Premio Cervantes 2010 para Ana María Matute
El misterio, después de tantos días de expectativas y pronósticos varios, ha llegado a su fin: a la hora de disputarse el prestigioso Premio Cervantes, niJuan Goytisolo, ni Arturo Pérez-Reverte ni Nicanor Parra lograron imponerse por sobre Ana María Matute, una española nacida en Barcelona el 26 de julio de 1925 que, desde hacía tiempo, se había convertido en la candidata favorita de muchos especialistas en cuestiones literarias.
Con la confirmación de la creadora de propuestas como “Olvidado rey Gudú” y“Aranmanoth” como flamante destinataria del reconocimiento dotado con 125 mil euros que fue fundado en 1975 por el Ministerio de Cultura de España, numerosos expertos e intelectuales ven cumplido su deseo de distinguir la labor de una mujer que, durante años, ha logrado enriquecer a fuerza de talento, compromiso y originalidad el legado literario hispánico.
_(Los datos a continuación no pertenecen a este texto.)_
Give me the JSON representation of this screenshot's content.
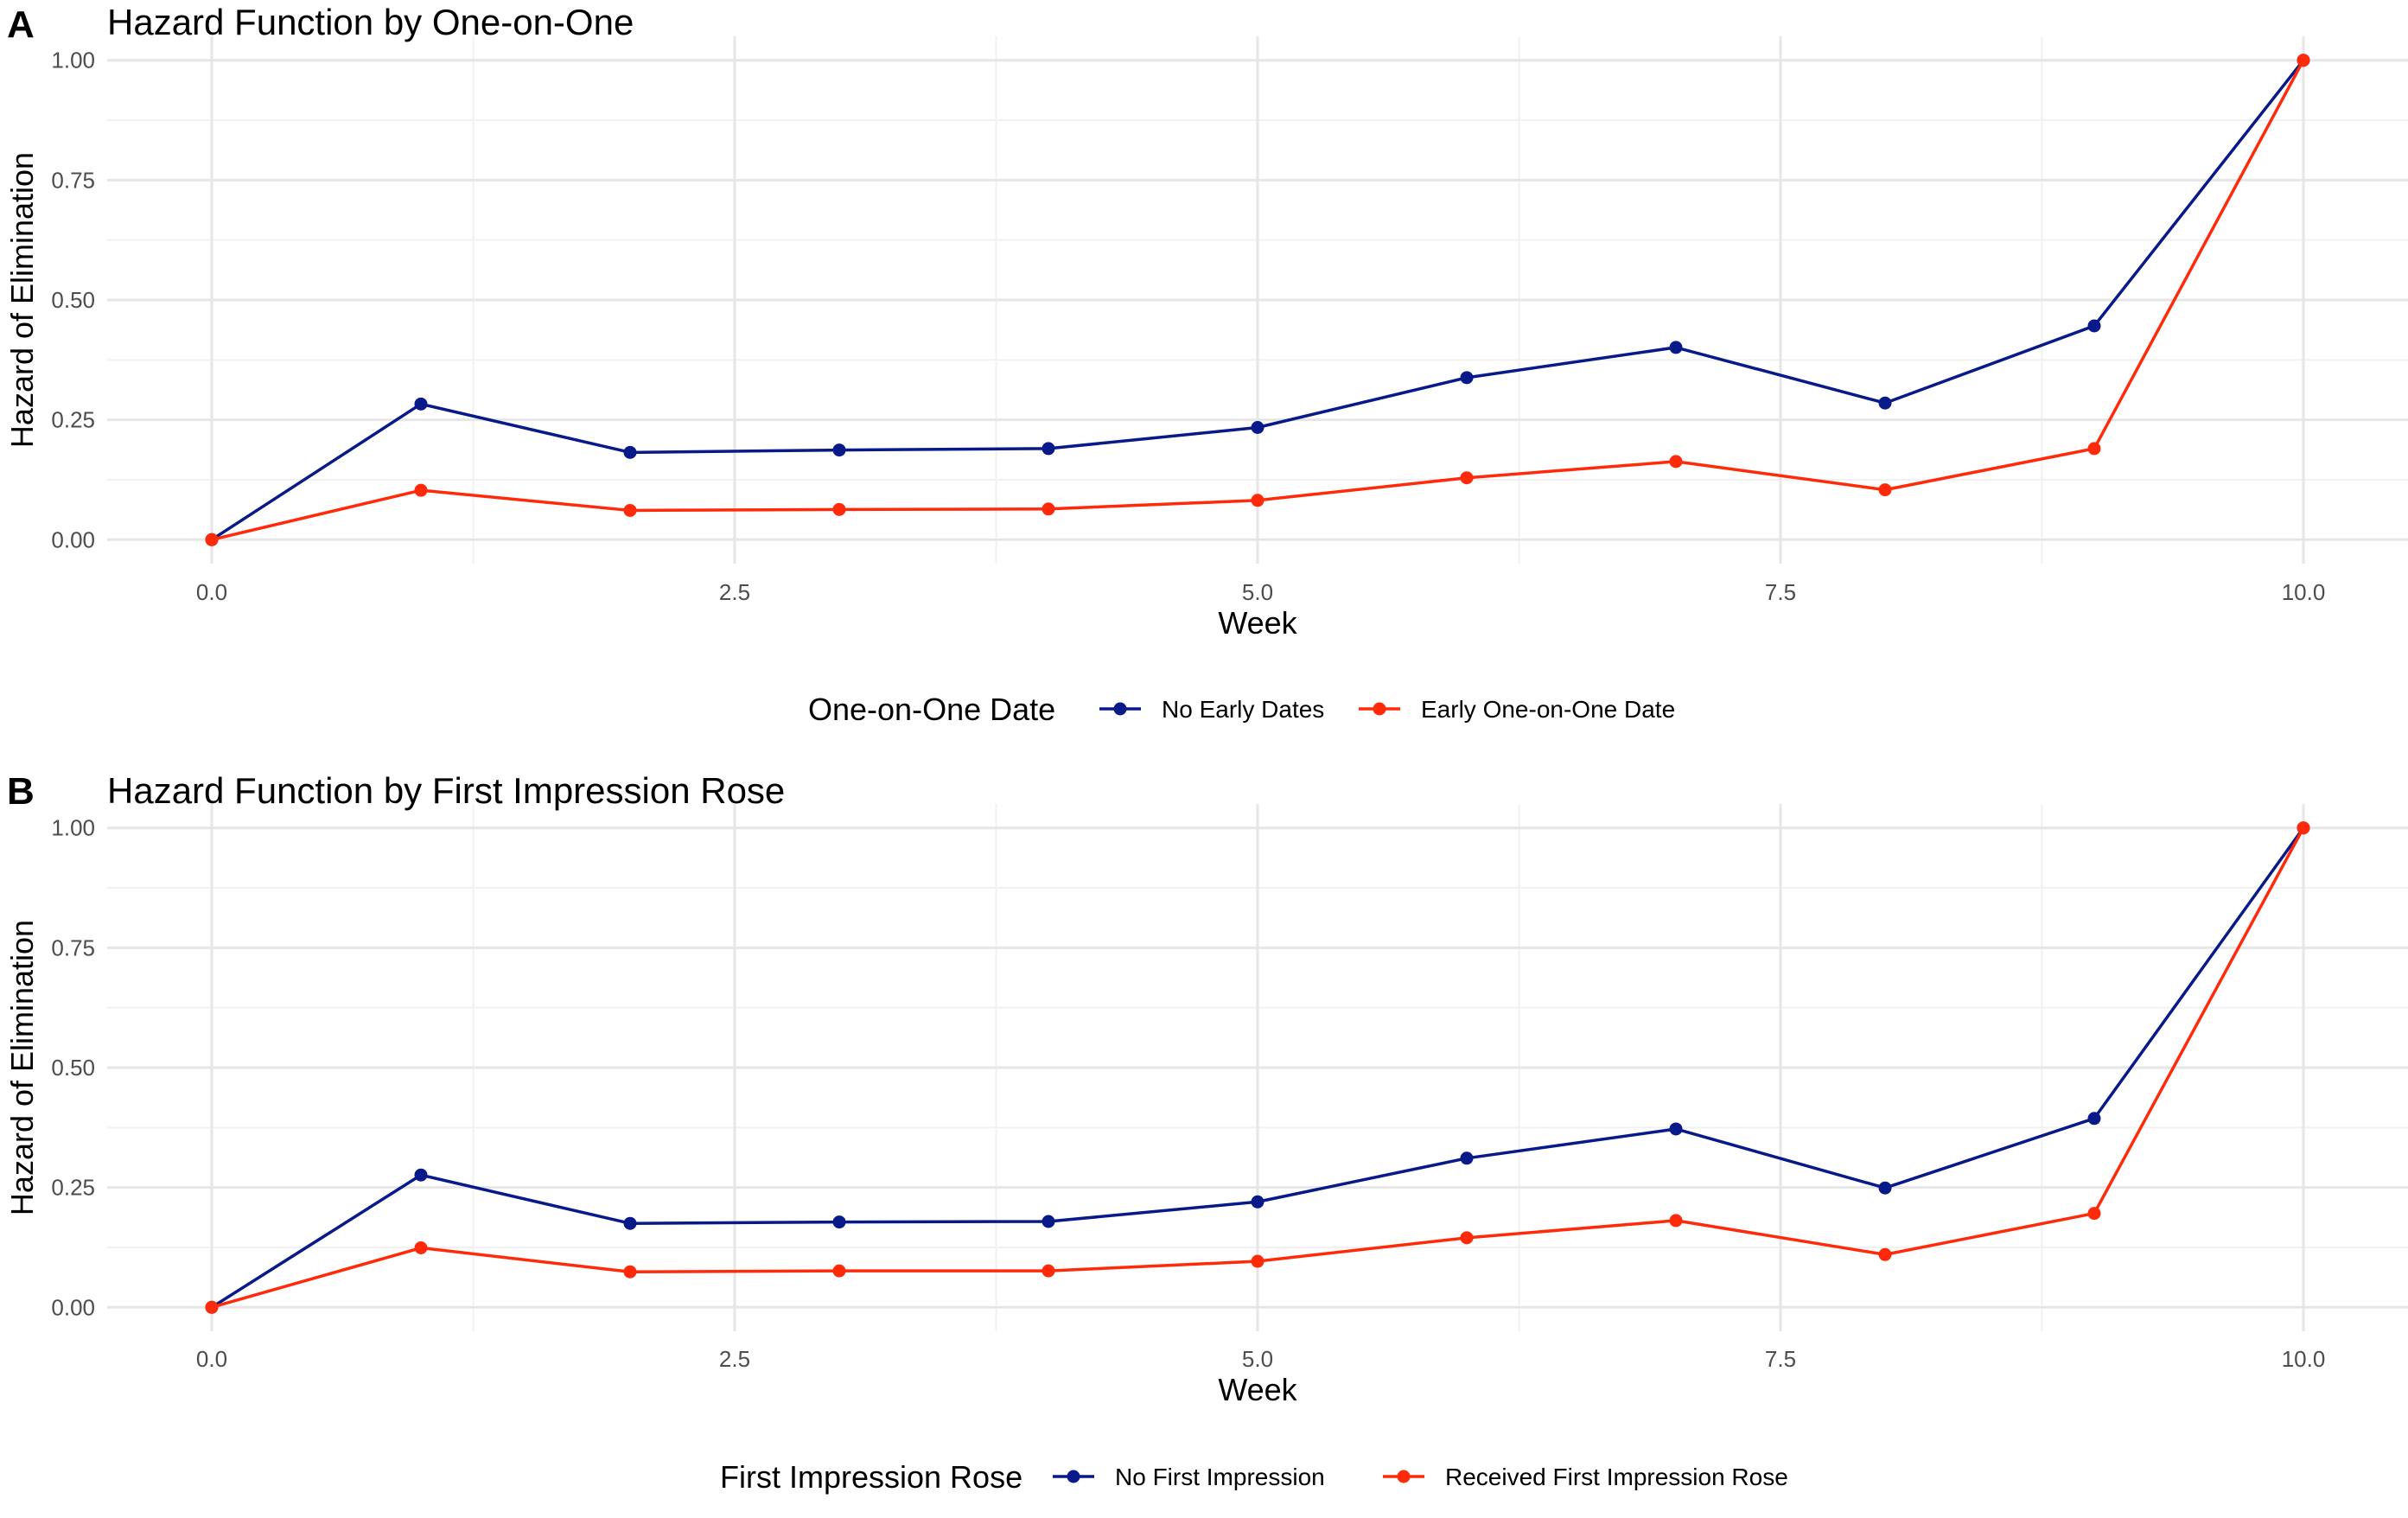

Uno de los autores que recibió con satisfacción este logro de Matute es el catalán Josep Maria Castellet, quien en declaraciones efectuadas ante Europa Press manifestó sentirse “muy contento” por el triunfo de una colega“inteligente y sensible” que “si no tenía una cosa decente para decir, no la publicaba”. Por su parte, José Manuel Caballero Bonald sostuvo ante la agencia EFE que éste es “un premio justiciero” porque realza la figura de “una escritora excelente” cuya obra merece ser valorada “por ser un ejemplo de innegable relevancia en el desarrollo de toda la literatura española de posguerra”.
Según informa “Faro de Vigo”, la encargada de revelar la identidad de la persona que, desde el punto de vista del jurado, merecía ganar la edición 2010 del Premio Cervantes fue la ministra de Cultura Ángeles González-Sinde, quien explicó que la elección de Ana María Matute, una autora a la cual definió como“un ejemplo maravilloso para todas las mujeres dedicadas a la cultura”, se produjo por mayoría tras seis votaciones.
Ana María Matute
Había un niño que no sabía jugar. La madre le miraba desde la ventana ir y venir por los caminillos de tierra con las manos quietas, como caídas a los dos lados del cuerpo. Al niño, los juguetes de colores chillones, la pelota, tan redonda, y los camiones, con sus ruedecillas, no le gustaban. Los miraba, los tocaba, y luego se iba al jardín, a la tierra sin techo, con sus manitas, pálidas y no muy limpias, pendientes junto al cuerpo como dos extrañas campanillas mudas. La madre miraba inquieta al niño, que iba y venía con una sombra entre los ojos. «Si al niño le gustara jugar yo no tendría frío mirándole ir y venir». Pero el padre decía, con alegría: «No sabe jugar, no es un niño corriente. Es un niño que piensa».
Un día la madre se abrigó y siguió al niño, bajo la lluvia, escondiéndose entre los árboles. Cuando el niño llegó al borde del estanque, se agachó, buscó grillitos, gusanos, crías de rana y lombrices. Iba metiéndolos en una caja. Luego, se sentó en el suelo, y uno a uno los sacaba. Con sus uñitas sucias, casi negras, hacía un leve ruidito, ¡crac!, y les segaba la cabeza.